Human Longevity, Inc., the company Craig Venter co-founded in 2013 before departing in 2018 to do other Craig Venter things, has launched an AI-powered longevity app. It gives HLI members continuous access to their health data, filtered through AI-generated insights and an interactive chat feature. The underlying Executive Health platform integrates whole genome sequencing, whole-body MRI, metabolomics, proteomics, microbiome sequencing, and 100+ biomarker panels. Executive Chairman Dr. Wei-Wu He describes the app as shifting health management from episodic testing to continuous, AI-driven monitoring.

The scientific foundation isn't vapor. A 2020 PNAS paper from HLI's early work showed that integrating genomics with imaging and metabolomics caught 1.7% of participants with early-stage cancer on MRI and identified significant rates of insulin resistance, elevated liver fat, and calcified coronary plaque that participants didn't know about. The app is a consumer interface built on that clinical infrastructure, six years later.

Whether this qualifies as "democratizing longevity" depends on your wallet. HLI generates over 150 GB of data per assessment, runs liquid biopsy for cancer screening, and recently added Nobel laureate Michael Levitt (Chemistry, 2013) to its scientific advisory board. But at roughly $8,000 per visit with no insurance coverage, this remains firmly in executive retreat territory. Meanwhile, Venter launched a potentially competing genomics firm (Diploid Genomics) in January 2026, which is either ironic or just very Craig Venter.

If this edition had a theme, it would be "prediction is messy." We can forecast cognitive decline from a clipboard, estimate Alzheimer's onset from a blood draw, and generate 150 GB of health data per person (for a price). But tau, the biomarker everyone was betting on, apparently moonlights in cardiac and renal amyloidosis. And the company pivoting hardest toward longevity reported $738,000 in cash, which is roughly what a single senior scientist costs for a year.

The real progress this week isn't any single paper. It's the emerging picture: routine clinical tools getting smarter, blood tests getting more predictive, and our understanding of what those tests actually measure getting more nuanced. Which, honestly, is how science usually works.

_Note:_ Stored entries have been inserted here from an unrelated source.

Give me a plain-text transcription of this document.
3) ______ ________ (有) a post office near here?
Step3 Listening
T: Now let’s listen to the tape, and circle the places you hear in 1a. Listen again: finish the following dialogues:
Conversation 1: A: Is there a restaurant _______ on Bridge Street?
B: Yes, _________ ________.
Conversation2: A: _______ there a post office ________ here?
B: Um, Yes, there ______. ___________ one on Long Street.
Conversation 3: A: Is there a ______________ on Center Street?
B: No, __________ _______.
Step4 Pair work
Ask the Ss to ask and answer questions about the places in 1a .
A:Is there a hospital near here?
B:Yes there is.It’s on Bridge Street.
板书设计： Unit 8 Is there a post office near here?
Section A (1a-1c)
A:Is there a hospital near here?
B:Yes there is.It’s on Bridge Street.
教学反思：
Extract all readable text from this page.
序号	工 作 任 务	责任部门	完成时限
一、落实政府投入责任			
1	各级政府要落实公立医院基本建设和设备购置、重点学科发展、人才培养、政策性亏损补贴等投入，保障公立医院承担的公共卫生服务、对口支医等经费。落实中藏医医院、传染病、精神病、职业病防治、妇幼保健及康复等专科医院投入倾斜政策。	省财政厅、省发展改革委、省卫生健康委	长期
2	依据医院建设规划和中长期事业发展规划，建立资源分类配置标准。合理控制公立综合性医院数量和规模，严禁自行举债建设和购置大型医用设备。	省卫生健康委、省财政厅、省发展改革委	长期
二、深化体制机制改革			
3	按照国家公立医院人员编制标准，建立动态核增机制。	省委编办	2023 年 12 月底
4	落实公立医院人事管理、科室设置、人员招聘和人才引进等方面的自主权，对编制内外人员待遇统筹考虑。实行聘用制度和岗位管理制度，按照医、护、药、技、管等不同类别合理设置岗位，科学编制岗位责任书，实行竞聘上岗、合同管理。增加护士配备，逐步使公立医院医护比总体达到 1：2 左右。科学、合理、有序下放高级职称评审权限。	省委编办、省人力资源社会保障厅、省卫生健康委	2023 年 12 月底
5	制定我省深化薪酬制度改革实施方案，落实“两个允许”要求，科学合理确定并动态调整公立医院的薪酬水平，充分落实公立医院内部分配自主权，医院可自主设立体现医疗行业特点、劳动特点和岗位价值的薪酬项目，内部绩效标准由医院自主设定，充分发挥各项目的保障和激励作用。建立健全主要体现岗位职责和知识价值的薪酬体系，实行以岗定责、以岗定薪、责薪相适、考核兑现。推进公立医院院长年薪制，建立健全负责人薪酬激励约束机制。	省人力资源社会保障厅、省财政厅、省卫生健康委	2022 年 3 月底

If any of this made you think (or argue with your screen), forward it to someone who'd appreciate the ride. And hit reply, we read everything.

Keep questioning everything (especially standalone biomarker criteria),

Prateek & Jere

P.S. Robert Hariri co-founded both Celularity and Human Longevity Inc. The man collects longevity companies like some people collect sourdough starters. At some point, you have to wonder if he just really, really hates aging.